L'objectif de Dardano Sacchetti, scénariste du film, était au départ de faire une comédie policière afin de plus ou moins briser les codes habituels du polizesco. Nait ainsi Monezza,
un voyou facétieux, crasseux, né de l'union d'une prostituée et d'un brigand, un trublion, un pur romain issu du petit peuple qui a souvent hanté les prisons de la capitale. Et c'est Tomas Milian, alors en pleine période polar, qui est choisi pour incarner ce trublion aux allures de clochard. Le problème est que Lenzi n'a jamais porté dans son coeur la comédie, bien plus à l'aise dans la violence gratuite et l'action pure et dure. Le film va en souffrir puisque scénariste et metteur en scène ne sont guère d'accord sur la direction à prendre mais également par le fait que Milian n'est pas très à l'aise dans ce rôle extraverti, lui l'acteur timide et taciturne.

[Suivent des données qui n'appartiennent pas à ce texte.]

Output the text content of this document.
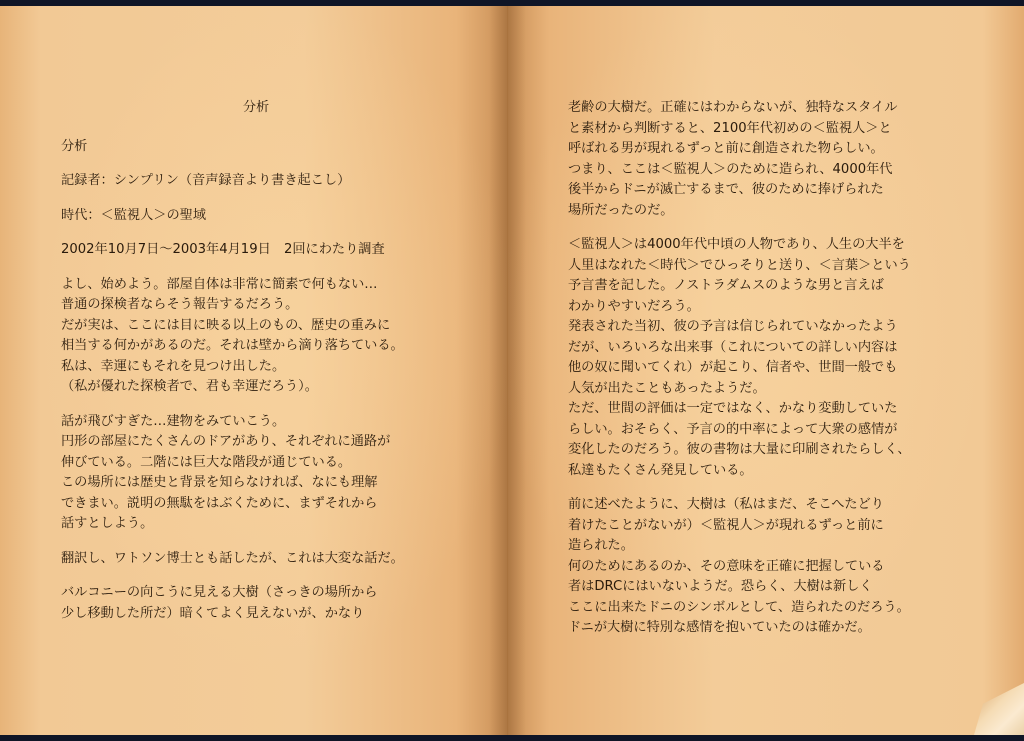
分析
分析
記録者：シンプリン（音声録音より書き起こし）
時代：＜監視人＞の聖域
2002年10月7日〜2003年4月19日　2回にわたり調査
よし、始めよう。部屋自体は非常に簡素で何もない…
普通の探検者ならそう報告するだろう。
だが実は、ここには目に映る以上のもの、歴史の重みに
相当する何かがあるのだ。それは壁から滴り落ちている。
私は、幸運にもそれを見つけ出した。
（私が優れた探検者で、君も幸運だろう）。
話が飛びすぎた…建物をみていこう。
円形の部屋にたくさんのドアがあり、それぞれに通路が
伸びている。二階には巨大な階段が通じている。
この場所には歴史と背景を知らなければ、なにも理解
できまい。説明の無駄をはぶくために、まずそれから
話すとしよう。
翻訳し、ワトソン博士とも話したが、これは大変な話だ。
バルコニーの向こうに見える大樹（さっきの場所から
少し移動した所だ）暗くてよく見えないが、かなり
老齢の大樹だ。正確にはわからないが、独特なスタイル
と素材から判断すると、2100年代初めの＜監視人＞と
呼ばれる男が現れるずっと前に創造された物らしい。
つまり、ここは＜監視人＞のために造られ、4000年代
後半からドニが滅亡するまで、彼のために捧げられた
場所だったのだ。
＜監視人＞は4000年代中頃の人物であり、人生の大半を
人里はなれた＜時代＞でひっそりと送り、＜言葉＞という
予言書を記した。ノストラダムスのような男と言えば
わかりやすいだろう。
発表された当初、彼の予言は信じられていなかったよう
だが、いろいろな出来事（これについての詳しい内容は
他の奴に聞いてくれ）が起こり、信者や、世間一般でも
人気が出たこともあったようだ。
ただ、世間の評価は一定ではなく、かなり変動していた
らしい。おそらく、予言の的中率によって大衆の感情が
変化したのだろう。彼の書物は大量に印刷されたらしく、
私達もたくさん発見している。
前に述べたように、大樹は（私はまだ、そこへたどり
着けたことがないが）＜監視人＞が現れるずっと前に
造られた。
何のためにあるのか、その意味を正確に把握している
者はDRCにはいないようだ。恐らく、大樹は新しく
ここに出来たドニのシンボルとして、造られたのだろう。
ドニが大樹に特別な感情を抱いていたのは確かだ。
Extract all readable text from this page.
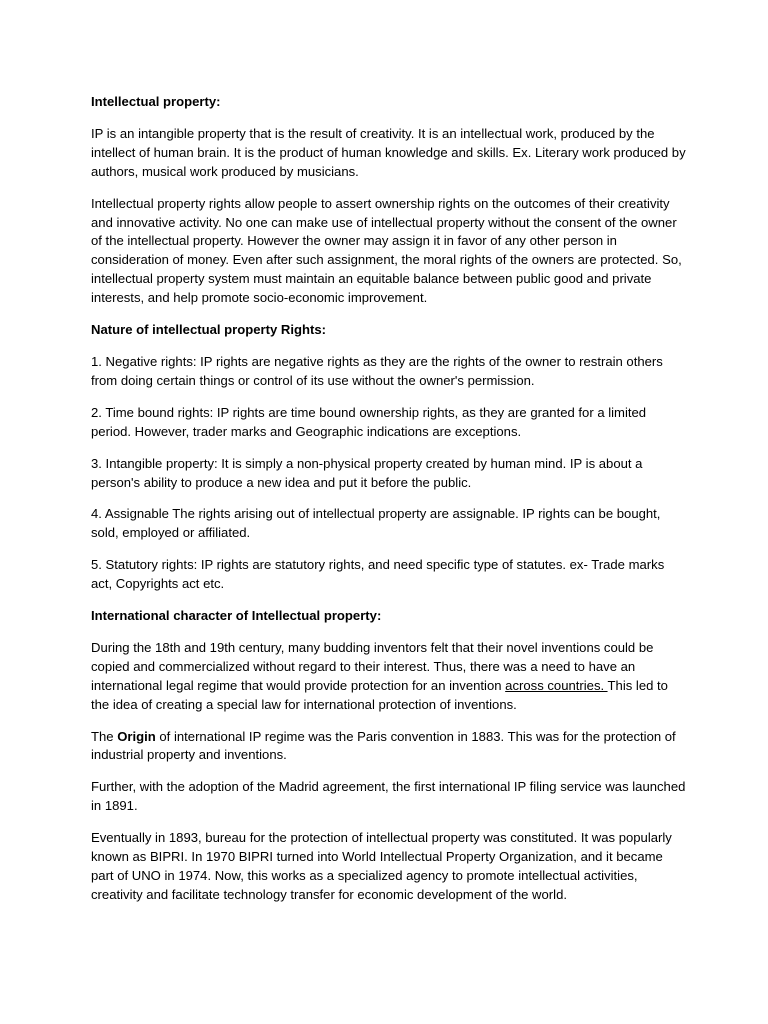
Intellectual property:

IP is an intangible property that is the result of creativity. It is an intellectual work, produced by the intellect of human brain. It is the product of human knowledge and skills. Ex. Literary work produced by authors, musical work produced by musicians.

Intellectual property rights allow people to assert ownership rights on the outcomes of their creativity and innovative activity. No one can make use of intellectual property without the consent of the owner of the intellectual property. However the owner may assign it in favor of any other person in consideration of money. Even after such assignment, the moral rights of the owners are protected. So, intellectual property system must maintain an equitable balance between public good and private interests, and help promote socio-economic improvement.

Nature of intellectual property Rights:

1. Negative rights: IP rights are negative rights as they are the rights of the owner to restrain others from doing certain things or control of its use without the owner's permission.

2. Time bound rights: IP rights are time bound ownership rights, as they are granted for a limited period. However, trader marks and Geographic indications are exceptions.

3. Intangible property: It is simply a non-physical property created by human mind. IP is about a person's ability to produce a new idea and put it before the public.

4. Assignable The rights arising out of intellectual property are assignable. IP rights can be bought, sold, employed or affiliated.

5. Statutory rights: IP rights are statutory rights, and need specific type of statutes. ex- Trade marks act, Copyrights act etc.

International character of Intellectual property:

During the 18th and 19th century, many budding inventors felt that their novel inventions could be copied and commercialized without regard to their interest. Thus, there was a need to have an international legal regime that would provide protection for an invention across countries. This led to the idea of creating a special law for international protection of inventions.

The Origin of international IP regime was the Paris convention in 1883. This was for the protection of industrial property and inventions.

Further, with the adoption of the Madrid agreement, the first international IP filing service was launched in 1891.

Eventually in 1893, bureau for the protection of intellectual property was constituted. It was popularly known as BIPRI. In 1970 BIPRI turned into World Intellectual Property Organization, and it became part of UNO in 1974. Now, this works as a specialized agency to promote intellectual activities, creativity and facilitate technology transfer for economic development of the world.
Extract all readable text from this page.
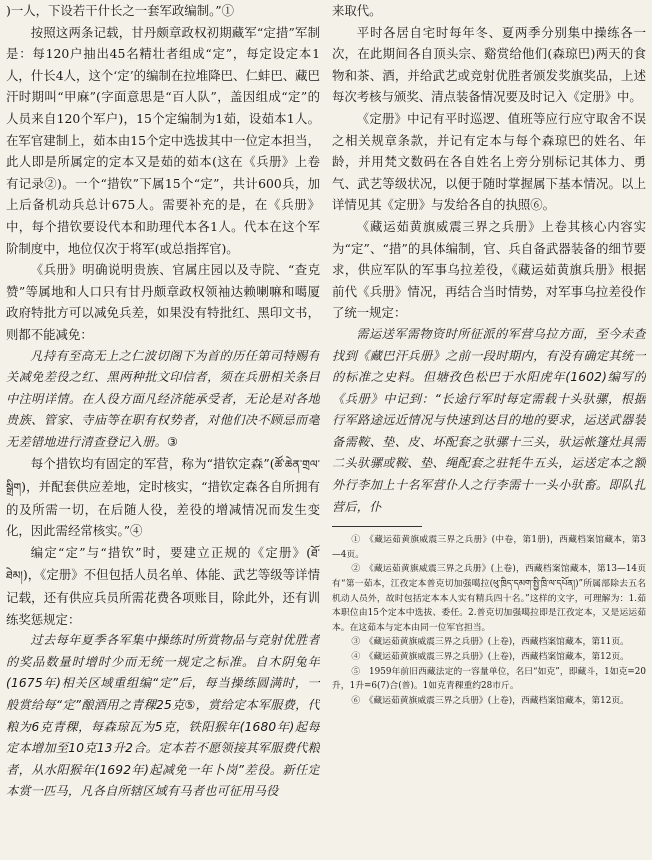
)一人，下设若干什长之一套军政编制。”①

按照这两条记载，甘丹颇章政权初期藏军“定措”军制是：每120户抽出45名精壮者组成“定”，每定设定本1人，什长4人，这个‘定’的编制在拉堆降巴、仁蚌巴、藏巴汗时期叫“甲麻”(字面意思是“百人队”，盖因组成“定”的人员来自120个军户)，15个定编制为1茹，设茹本1人。在军官建制上，茹本由15个定中选拔其中一位定本担当，此人即是所属定的定本又是茹的茹本(这在《兵册》上卷有记录②)。一个“措钦”下属15个“定”，共计600兵，加上后备机动兵总计675人。需要补充的是，在《兵册》中，每个措钦要设代本和助理代本各1人。代本在这个军阶制度中，地位仅次于将军(或总指挥官)。

《兵册》明确说明贵族、官属庄园以及寺院、“查克赞”等属地和人口只有甘丹颇章政权领袖达赖喇嘛和噶厦政府特批方可以减免兵差，如果没有特批红、黑印文书，则都不能减免：

凡持有至高无上之仁波切阁下为首的历任第司特赐有关减免差役之红、黑两种批文印信者，须在兵册相关条目中注明详情。在人役方面凡经济能承受者，无论是对各地贵族、管家、寺庙等在职有权势者，对他们决不顾忌而毫无差错地进行清查登记入册。③

每个措钦均有固定的军营，称为“措钦定森”(ཚོ་ཆེན་གྲལ་སྒྲིག)，并配套供应差地，定时核实，“措钦定森各自所拥有的及所需一切，在后随人役，差役的增减情况而发生变化，因此需经常核实。”④

编定“定”与“措钦”时，要建立正规的《定册》(ཐོ་ཐེམ།)，《定册》不但包括人员名单、体能、武艺等级等详情记载，还有供应兵员所需花费各项账目，除此外，还有训练奖惩规定：

过去每年夏季各军集中操练时所赏物品与竞射优胜者的奖品数量时增时少而无统一规定之标准。自木阴兔年(1675年)相关区域重组编“定”后，每当操练圆满时，一般赏给每“定”酿酒用之青稞25克⑤，赏给定本军服费，代粮为6克青稞，每森琼瓦为5克，铁阳猴年(1680年)起每定本增加至10克13升2合。定本若不愿领接其军服费代粮者，从水阳猴年(1692年)起减免一年卜岗”差役。新任定本赏一匹马，凡各自所辖区域有马者也可征用马役

来取代。

平时各居自宅时每年冬、夏两季分别集中操练各一次，在此期间各自顶头宗、谿赏给他们(森琼巴)两天的食物和茶、酒，并给武艺或竞射优胜者颁发奖旗奖品，上述每次考核与颁奖、清点装备情况要及时记入《定册》中。

《定册》中记有平时巡逻、值班等应行应守取舍不误之相关规章条款，并记有定本与每个森琼巴的姓名、年龄，并用梵文数码在各自姓名上旁分别标记其体力、勇气、武艺等级状况，以便于随时掌握属下基本情况。以上详情见其《定册》与发给各自的执照⑥。

《藏运茹黄旗威震三界之兵册》上卷其核心内容实为“定”、“措”的具体编制，官、兵自备武器装备的细节要求，供应军队的军事乌拉差役，《藏运茹黄旗兵册》根据前代《兵册》情况，再结合当时情势，对军事乌拉差役作了统一规定：

需运送军需物资时所征派的军营乌拉方面，至今未查找到《藏巴汗兵册》之前一段时期内，有没有确定其统一的标准之史料。但塘孜色松巴于水阳虎年(1602)编写的《兵册》中记到：“长途行军时每定需载十头驮骡，根据行军路途远近情况与快速到达目的地的要求，运送武器装备需鞍、垫、皮、坏配套之驮骡十三头，驮运帐篷灶具需二头驮骡或鞍、垫、绳配套之驻牦牛五头，运送定本之额外行李加上十名军营仆人之行李需十一头小驮畜。即队扎营后，仆

①　《藏运茹黄旗威震三界之兵册》(中卷，第1册)，西藏档案馆藏本，第3—4页。

②　《藏运茹黄旗威震三界之兵册》(上卷)，西藏档案馆藏本，第13—14页有“第一茹本，江孜定本普克切加强噶拉(ཕུ་ཁྲིད་དམག་སྤྱི་ཁྲི་ལ་དཔོན།)”所属部除去五名机动人员外，故时包括定本本人实有精兵四十名。”这样的文字，可理解为：1.茹本职位由15个定本中选拔、委任。2.普克切加强噶拉即是江孜定本，又是运运茹本。在这茹本与定本由同一位军官担当。

③　《藏运茹黄旗威震三界之兵册》(上卷)，西藏档案馆藏本，第11页。

④　《藏运茹黄旗威震三界之兵册》(上卷)，西藏档案馆藏本，第12页。

⑤　1959年前旧西藏法定的一容量单位，名曰“如克”，即藏斗，1如克=20升，1升=6(7)合(普)。1如克青稞重约28市斤。

⑥　《藏运茹黄旗威震三界之兵册》(上卷)，西藏档案馆藏本，第12页。
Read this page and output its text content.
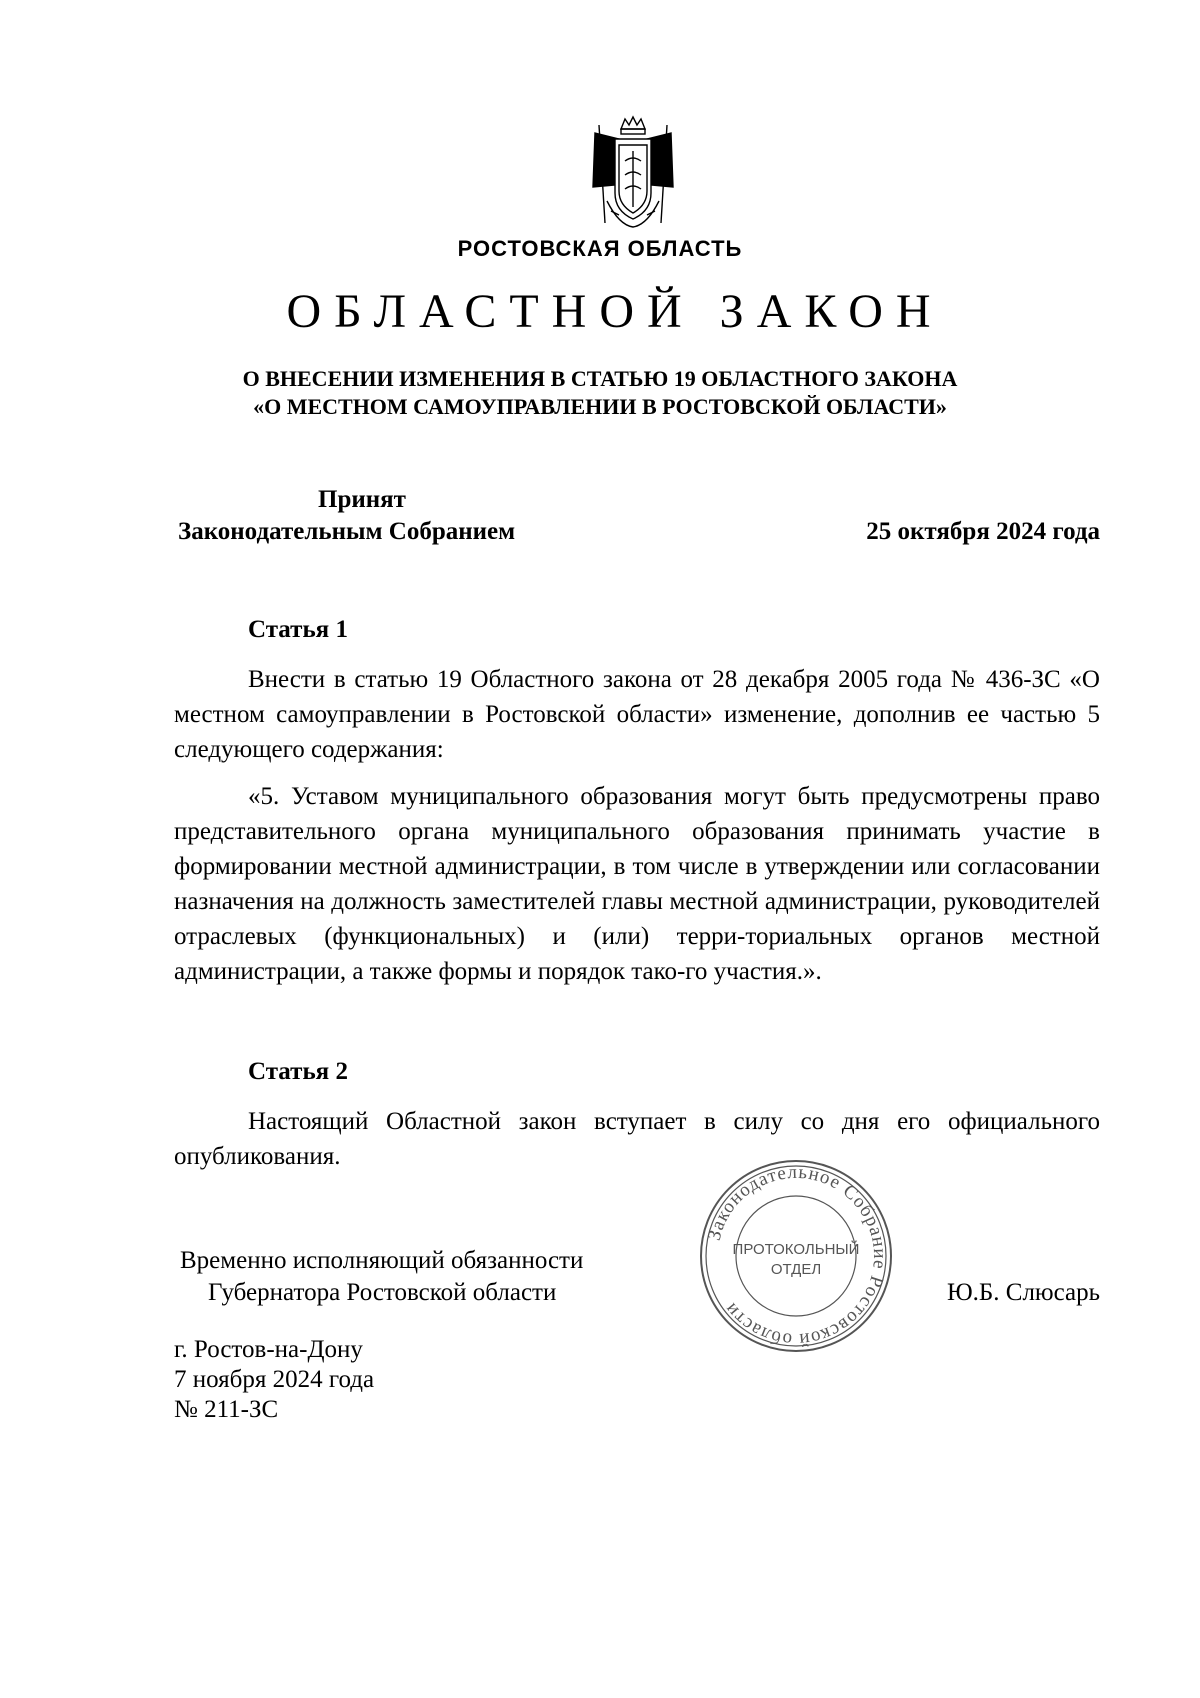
РОСТОВСКАЯ ОБЛАСТЬ
ОБЛАСТНОЙ ЗАКОН
О ВНЕСЕНИИ ИЗМЕНЕНИЯ В СТАТЬЮ 19 ОБЛАСТНОГО ЗАКОНА
«О МЕСТНОМ САМОУПРАВЛЕНИИ В РОСТОВСКОЙ ОБЛАСТИ»
Принят
Законодательным Собранием	25 октября 2024 года
Статья 1

Внести в статью 19 Областного закона от 28 декабря 2005 года № 436-ЗС «О местном самоуправлении в Ростовской области» изменение, дополнив ее частью 5 следующего содержания:

«5. Уставом муниципального образования могут быть предусмотрены право представительного органа муниципального образования принимать участие в формировании местной администрации, в том числе в утверждении или согласовании назначения на должность заместителей главы местной администрации, руководителей отраслевых (функциональных) и (или) терри-ториальных органов местной администрации, а также формы и порядок тако-го участия.».

Статья 2

Настоящий Областной закон вступает в силу со дня его официального опубликования.

Временно исполняющий обязанности
Губернатора Ростовской области	Ю.Б. Слюсарь
Законодательное Собрание Ростовской области
ПРОТОКОЛЬНЫЙ
ОТДЕЛ
г. Ростов-на-Дону
7 ноября 2024 года
№ 211-ЗС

Malgré un scénario particulièrement simpliste Il trucido e lo sbirro, un des polars italiens qui très certainement compte le plus grand nombre de titres français, est loin d'être un mauvais film. L'alliance fonctionne et même si on est réticent à l'humour celui ci ne prend jamais le pied sur l'action encore moins sur la violence. Cette quatrième collaboration entre Milian et Lenzi est tout bonnement un cocktail explosif de brutalités de tout style, 90 minutes d'action quasi non stop qui baignent dans une extraordinaire lampée de violence dont Lenzi a le secret et une immoralité à toute épreuve tant et si bien qu'elle en devient jouissive. Lenzi se complait à faire exploser toutes les barrières du bon gout et de la décence, un exercice qu'il
connait bien et qu'il semble ici pousser au maximum. Il ne s'embarrasse guère de détails. L'intrigue, toute menue, n'est qu'un magnifique prétexte pour multiplier les scènes de hold-up, de poursuite, de vol à l'arrachée, d'exécutions et autres méfaits en tout genre dans un contexte si décomplexé qu'on ne sait même plus qui sont les bons qui sont les méchants, tous jouant sur le même terrain mais en ayant des motivations différentes. Lenzi ne se refuse rien à commencer par mettre au coeur de l'intrigue une gamine (joufflue et pleurnicheuse de surcroit) malade pour laquelle ses ravisseurs n'ont aucune considération. Au plus mal Brescianelli lui intimera même d'arrêter ses jérémiades par un détonnant "Ta
gueule". Ajoutons à ce programme réjouissant une bonne dose de la légendaire misogynie du réalisateur et on obtient un cocktail foudroyant de mauvais gout qui propulsera le spectateur avide de complaisance et d'amoralité aux limbes de l'extase. Comment en effet ne pas frémir de bonheur lorsqu'un des voyous violente avec un plaisir totalement assumé une femme enceinte, quand les malfrats lors d'une fusillade arrache le landau d'une passante pour s'en servir comme bouclier avec gros plan sur le vermiceau en pleurs, lorsque l'ouvreuse se fait fracasser avec une brique, autant de scènes aujourd'hui impensables qui nous rappelle O combien l'Italie savait en son temps repousser les limites de la subversion et de la provocation.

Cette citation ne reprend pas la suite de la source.